Тревожность Дули не возвращалась. Впрочем, я открыл новую для себя вещь: в бездействии Дуля не погружалась в задумчивость, как это случается с любым здоровым человеком. Здоровый может уйти в воспоминания о чем-нибудь, может стучать ногой или пальцами руки, наконец — просто напевать и сидеть спокойно. Такая работа была Дуле не по силам. Голова оставалась ничем не заполненной. В эту пустоту, если я не принимал мер, проникала, как воздух в вакуум, чистая, без причин и содержания, тревога. Нужно было не допускать пустоты, но и не перенапрягать. Любое перенапряжение тоже делало ее тревожной. Я выбирал что-нибудь среднее, эмоционально нейтральное, начинал вслух восхищаться пальмами, ромашкой или цветом акаций, и иногда Дуля впускала это в себя, а иногда оставалась закрытой и пустой. Это видно было по глазам. Тогда, усевшись на очередную скамейку, она не расслаблялась ни на мгновение и, как дома накануне «Гилель Яффе», через несколько секунд порывалась встать. Мысль, так и не родившись, регрессивно перерождалась в движение. Движение заменяло сознание. Мы вставали и шли к следующей скамейке, на которой она тоже могла усидеть лишь несколько секунд, после чего нервно говорила:
— Ну что, пойдем?
Утратила способность к ожиданию. Я не мог попросить ее подождать на скамейке, пока сбегаю за забытым на прикроватной тумбочке мобильником. Мы шли за ним вместе и потом возвращались к скамейке.

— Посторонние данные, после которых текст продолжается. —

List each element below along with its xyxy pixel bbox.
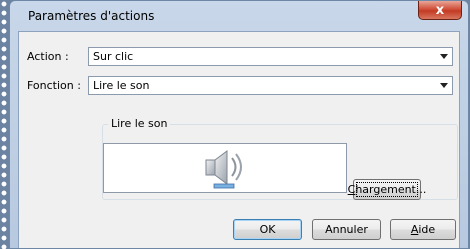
speaker-note-icon (205, 150, 242, 189)
action-label: Action : (27, 50, 69, 63)
function-dropdown-value: Lire le son (93, 79, 150, 92)
sound-group-title: Lire le son (108, 117, 171, 130)
window-title: Paramètres d'actions (28, 9, 155, 23)
chevron-down-icon (440, 54, 448, 59)
cancel-button-label: Annuler (325, 223, 368, 236)
sound-preview-box (103, 143, 347, 193)
sound-groupbox: Lire le son Chargement... (102, 117, 458, 200)
ok-button-label: OK (259, 223, 276, 236)
action-dropdown-value: Sur clic (93, 50, 134, 63)
load-button-accel: C (347, 183, 356, 196)
function-dropdown[interactable]: Lire le son (88, 76, 453, 95)
action-dropdown[interactable]: Sur clic (88, 47, 453, 66)
function-label: Fonction : (27, 79, 81, 92)
desktop-dots-decoration (0, 0, 9, 249)
ok-button[interactable]: OK (233, 219, 302, 240)
help-button-label: ide (418, 223, 436, 236)
title-bar[interactable]: Paramètres d'actions x (10, 1, 468, 29)
close-icon: x (435, 2, 445, 18)
dialog-window: Paramètres d'actions x Action : Sur clic… (9, 0, 469, 249)
dialog-client-area: Action : Sur clic Fonction : Lire le son… (18, 31, 460, 248)
help-button-accel: A (410, 223, 419, 236)
close-button[interactable]: x (418, 1, 462, 20)
load-sound-button[interactable]: Chargement... (348, 179, 426, 200)
cancel-button[interactable]: Annuler (312, 219, 381, 240)
chevron-down-icon (440, 83, 448, 88)
help-button[interactable]: Aide (390, 219, 456, 240)
load-button-label: hargement... (355, 183, 427, 196)
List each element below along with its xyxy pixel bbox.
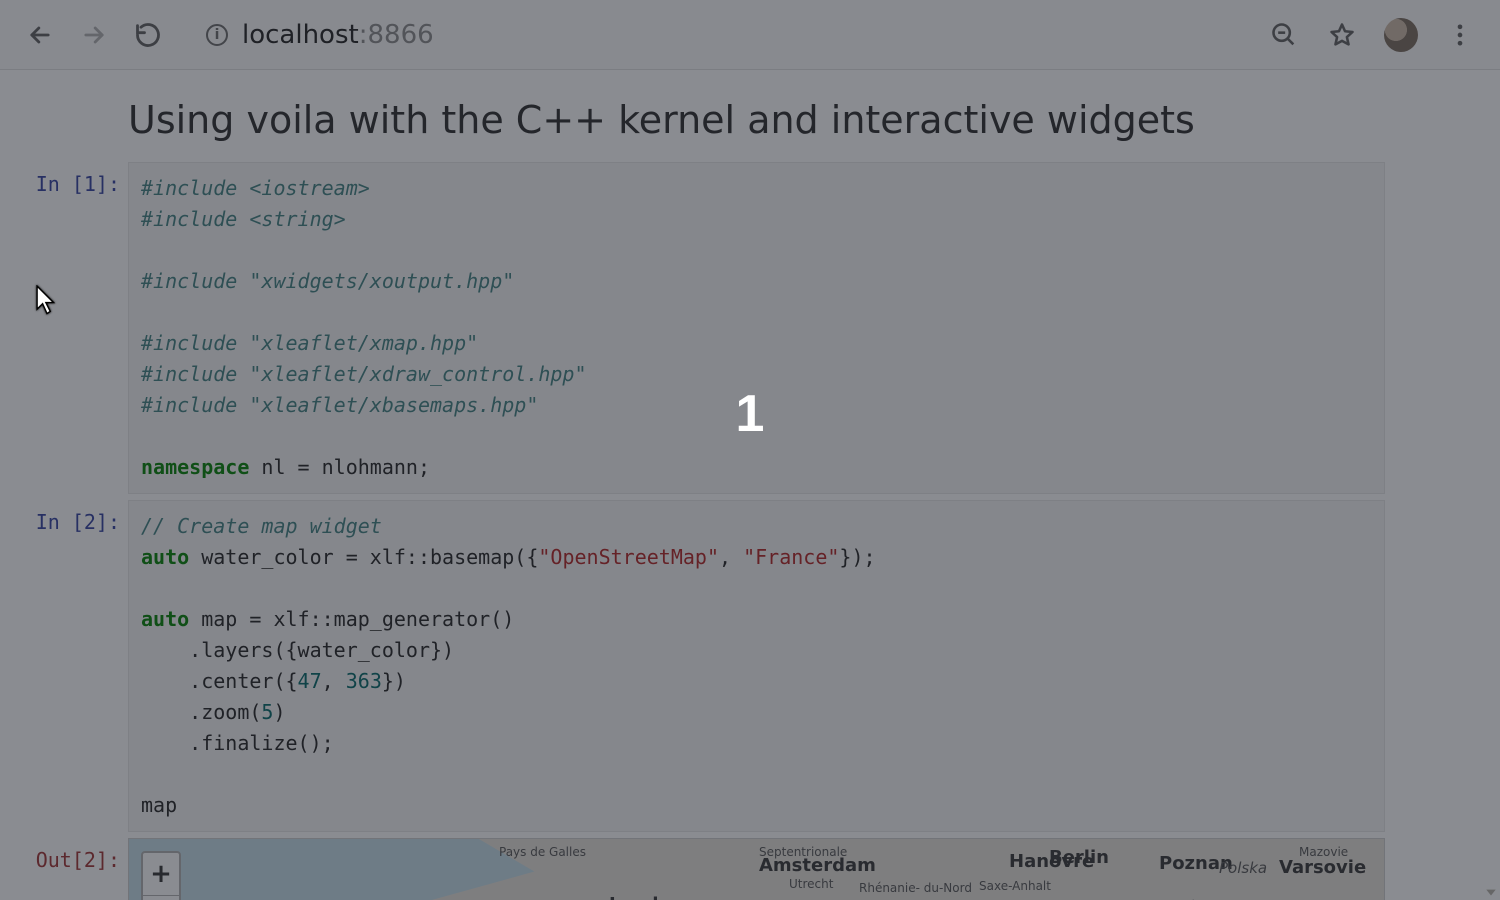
browser-toolbar: i localhost:8866	[0, 0, 1500, 70]
output-prompt-2: Out[2]:	[30, 838, 128, 900]
url-port: :8866	[359, 20, 434, 50]
code-cell-1: In [1]: #include <iostream> #include <st…	[30, 162, 1385, 494]
map-zoom-out-button[interactable]: −	[143, 895, 179, 900]
profile-avatar[interactable]	[1384, 18, 1418, 52]
map-label: Rhénanie- du-Nord	[859, 881, 972, 895]
map-label: Saxe-Anhalt	[979, 879, 1051, 893]
output-cell-2: Out[2]: Pays de Galles Londres Île de Wi…	[30, 838, 1385, 900]
zoom-icon[interactable]	[1268, 19, 1300, 51]
map-zoom-control: + −	[141, 851, 181, 900]
page-viewport[interactable]: Using voila with the C++ kernel and inte…	[0, 70, 1500, 900]
reload-button[interactable]	[132, 19, 164, 51]
forward-button[interactable]	[78, 19, 110, 51]
chrome-right-icons	[1268, 18, 1476, 52]
input-prompt-1: In [1]:	[30, 162, 128, 494]
scrollbar-down-icon[interactable]	[1484, 884, 1498, 898]
code-area-1[interactable]: #include <iostream> #include <string> #i…	[128, 162, 1385, 494]
overlay-counter: 1	[736, 384, 765, 444]
map-label: Pays de Galles	[499, 845, 586, 859]
back-button[interactable]	[24, 19, 56, 51]
star-icon[interactable]	[1326, 19, 1358, 51]
input-prompt-2: In [2]:	[30, 500, 128, 832]
code-area-2[interactable]: // Create map widget auto water_color = …	[128, 500, 1385, 832]
map-label: Londres	[609, 894, 690, 900]
notebook: Using voila with the C++ kernel and inte…	[30, 70, 1385, 900]
page-title: Using voila with the C++ kernel and inte…	[30, 70, 1385, 162]
kebab-menu-icon[interactable]	[1444, 19, 1476, 51]
leaflet-map[interactable]: Pays de Galles Londres Île de Wight Zuid…	[128, 838, 1385, 900]
site-info-icon[interactable]: i	[206, 24, 228, 46]
url-text: localhost:8866	[242, 20, 434, 50]
map-label: Polska	[1219, 859, 1267, 877]
code-cell-2: In [2]: // Create map widget auto water_…	[30, 500, 1385, 832]
address-bar[interactable]: i localhost:8866	[186, 20, 1246, 50]
map-zoom-in-button[interactable]: +	[143, 853, 179, 895]
map-label: Amsterdam	[759, 855, 876, 876]
map-label: Utrecht	[789, 877, 833, 891]
map-label: Berlin	[1049, 847, 1109, 868]
url-host: localhost	[242, 20, 359, 50]
map-label: Varsovie	[1279, 857, 1366, 878]
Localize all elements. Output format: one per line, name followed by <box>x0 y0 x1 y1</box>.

Я впервые понял многих людей, которых вроде бы хорошо знал прежде: они не выносили неподвижности и совершали любые глупости, стремились к абсурдным целям, добивались совершенно им ненужного, обижались попусту, мстили попусту, радовались пустому, лишь бы заполнить пустоту внутри себя. Занять себя они могли движениями, еще лучше — разговорами, но не задумчивостью.

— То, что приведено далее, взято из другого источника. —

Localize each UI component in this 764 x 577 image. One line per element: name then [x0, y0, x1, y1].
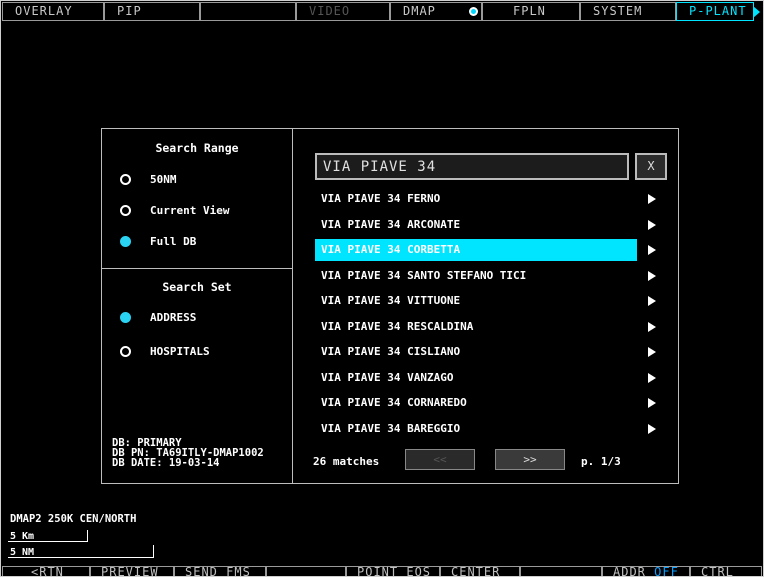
fpln-indicator-icon [469, 7, 478, 16]
tab-fpln[interactable]: FPLN [469, 2, 580, 21]
softkey-state: OFF [654, 566, 679, 577]
softkey-label: POINT EOS [357, 566, 432, 577]
softkey-preview[interactable]: PREVIEW [90, 566, 174, 577]
tab-blank[interactable] [200, 2, 296, 21]
softkey-addr-toggle[interactable]: ADDR OFF [602, 566, 690, 577]
softkey-label: <RTN [31, 566, 64, 577]
result-item[interactable]: VIA PIAVE 34 CORNAREDO [315, 392, 667, 414]
arrow-right-icon[interactable] [648, 245, 656, 255]
result-label: VIA PIAVE 34 CORNAREDO [321, 396, 467, 409]
range-option-label: Full DB [150, 235, 197, 248]
range-option-label: Current View [150, 204, 230, 217]
search-set-title: Search Set [162, 280, 232, 294]
arrow-right-icon[interactable] [648, 321, 656, 332]
result-label: VIA PIAVE 34 BAREGGIO [321, 421, 461, 435]
softkey-return[interactable]: <RTN [2, 566, 90, 577]
db-date: DB DATE: 19-03-14 [112, 457, 220, 469]
next-page-button[interactable]: >> [495, 449, 565, 470]
search-range-section: Search Range 50NM Current View Full DB [102, 129, 292, 269]
search-options-panel: Search Range 50NM Current View Full DB S… [102, 129, 293, 483]
result-label: VIA PIAVE 34 VANZAGO [321, 370, 454, 384]
scale-tick-nm [153, 545, 154, 558]
radio-off-icon [120, 174, 131, 185]
tab-p-plant[interactable]: P-PLANT [676, 2, 760, 21]
result-item[interactable]: VIA PIAVE 34 BAREGGIO [315, 418, 667, 440]
softkey-label: CENTER [451, 566, 501, 577]
search-range-title: Search Range [155, 141, 239, 155]
arrow-right-icon[interactable] [648, 219, 656, 230]
arrow-right-icon[interactable] [648, 194, 656, 204]
tab-label: SYSTEM [593, 4, 643, 18]
radio-on-icon [120, 236, 131, 247]
result-label: VIA PIAVE 34 SANTO STEFANO TICI [321, 268, 527, 282]
tab-label: DMAP [403, 4, 436, 18]
match-count: 26 matches [313, 455, 380, 468]
arrow-right-icon[interactable] [648, 423, 656, 434]
range-option-label: 50NM [150, 173, 177, 186]
prev-page-button[interactable]: << [405, 449, 475, 470]
set-option-label: HOSPITALS [150, 345, 210, 358]
softkey-label: PREVIEW [101, 566, 159, 577]
softkey-ctrl[interactable]: CTRL [690, 566, 762, 577]
result-item[interactable]: VIA PIAVE 34 VITTUONE [315, 290, 667, 312]
clear-search-button[interactable]: X [635, 153, 667, 180]
radio-on-icon [120, 312, 131, 323]
softkey-label: ADDR [613, 566, 646, 577]
result-label: VIA PIAVE 34 VITTUONE [321, 294, 461, 307]
arrow-right-icon[interactable] [648, 372, 656, 383]
result-label: VIA PIAVE 34 CISLIANO [321, 345, 461, 358]
result-item[interactable]: VIA PIAVE 34 ARCONATE [315, 214, 667, 236]
softkey-label: SEND FMS [185, 566, 251, 577]
scale-tick-km [87, 530, 88, 542]
softkey-center[interactable]: CENTER [440, 566, 520, 577]
search-results-panel: X VIA PIAVE 34 FERNO VIA PIAVE 34 ARCONA… [293, 129, 678, 483]
scale-bar-nm [8, 557, 154, 558]
result-label: VIA PIAVE 34 CORBETTA [315, 239, 637, 261]
database-info: DB: PRIMARY DB PN: TA69ITLY-DMAP1002 DB … [112, 438, 264, 469]
result-item[interactable]: VIA PIAVE 34 RESCALDINA [315, 316, 667, 338]
tab-system[interactable]: SYSTEM [580, 2, 676, 21]
arrow-right-icon[interactable] [648, 398, 656, 408]
tab-video[interactable]: VIDEO [296, 2, 390, 21]
tab-pip[interactable]: PIP [104, 2, 200, 21]
arrow-right-icon[interactable] [648, 296, 656, 306]
result-label: VIA PIAVE 34 ARCONATE [321, 217, 461, 231]
address-search-dialog: Search Range 50NM Current View Full DB S… [101, 128, 679, 484]
tab-label: VIDEO [309, 4, 351, 18]
map-mode-readout: DMAP2 250K CEN/NORTH [10, 513, 137, 525]
radio-off-icon [120, 205, 131, 216]
result-item-selected[interactable]: VIA PIAVE 34 CORBETTA [315, 239, 667, 261]
tab-label: OVERLAY [15, 4, 73, 18]
tab-overlay[interactable]: OVERLAY [2, 2, 104, 21]
result-label: VIA PIAVE 34 RESCALDINA [321, 319, 474, 333]
scale-bar-km [8, 541, 88, 542]
search-input[interactable] [315, 153, 629, 180]
softkey-point-eos[interactable]: POINT EOS [346, 566, 440, 577]
tab-label: PIP [117, 4, 142, 18]
result-item[interactable]: VIA PIAVE 34 FERNO [315, 188, 667, 210]
result-label: VIA PIAVE 34 FERNO [321, 192, 441, 205]
page-indicator: p. 1/3 [581, 455, 621, 468]
result-item[interactable]: VIA PIAVE 34 CISLIANO [315, 341, 667, 363]
result-item[interactable]: VIA PIAVE 34 SANTO STEFANO TICI [315, 265, 667, 287]
tab-label: FPLN [513, 4, 546, 18]
radio-off-icon [120, 346, 131, 357]
tab-label: P-PLANT [689, 4, 747, 18]
arrow-right-icon[interactable] [648, 270, 656, 281]
top-tab-bar: OVERLAY PIP VIDEO DMAP FPLN SYSTEM P-PLA… [2, 2, 762, 22]
softkey-blank[interactable] [266, 566, 346, 577]
arrow-right-icon[interactable] [648, 347, 656, 357]
softkey-blank-2[interactable] [520, 566, 602, 577]
result-item[interactable]: VIA PIAVE 34 VANZAGO [315, 367, 667, 389]
softkey-label: CTRL [701, 566, 734, 577]
set-option-label: ADDRESS [150, 311, 197, 324]
softkey-bar: <RTN PREVIEW SEND FMS POINT EOS CENTER A… [2, 566, 762, 577]
softkey-send-fms[interactable]: SEND FMS [174, 566, 266, 577]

Мы садились на скамейку, и Дуля стремилась взлететь, как воздушный шарик, а я торопился подсунуть в качестве балласта какое-нибудь воспоминание. Боялся говорить о доме: она сама не вспоминала, значит, что-то в ней сопротивлялось. Ни о доме, ни о внуках, ни о Марине, ни о работе старался не упоминать. Мне казалось, что мир, который ей предстояло вспомнить, сначала должен быть самым простым, состоять только их нас двоих. К нашим услугам была прожитая жизнь.
— Какой наш отпуск ты считаешь самым лучшим? — задавал я вопрос.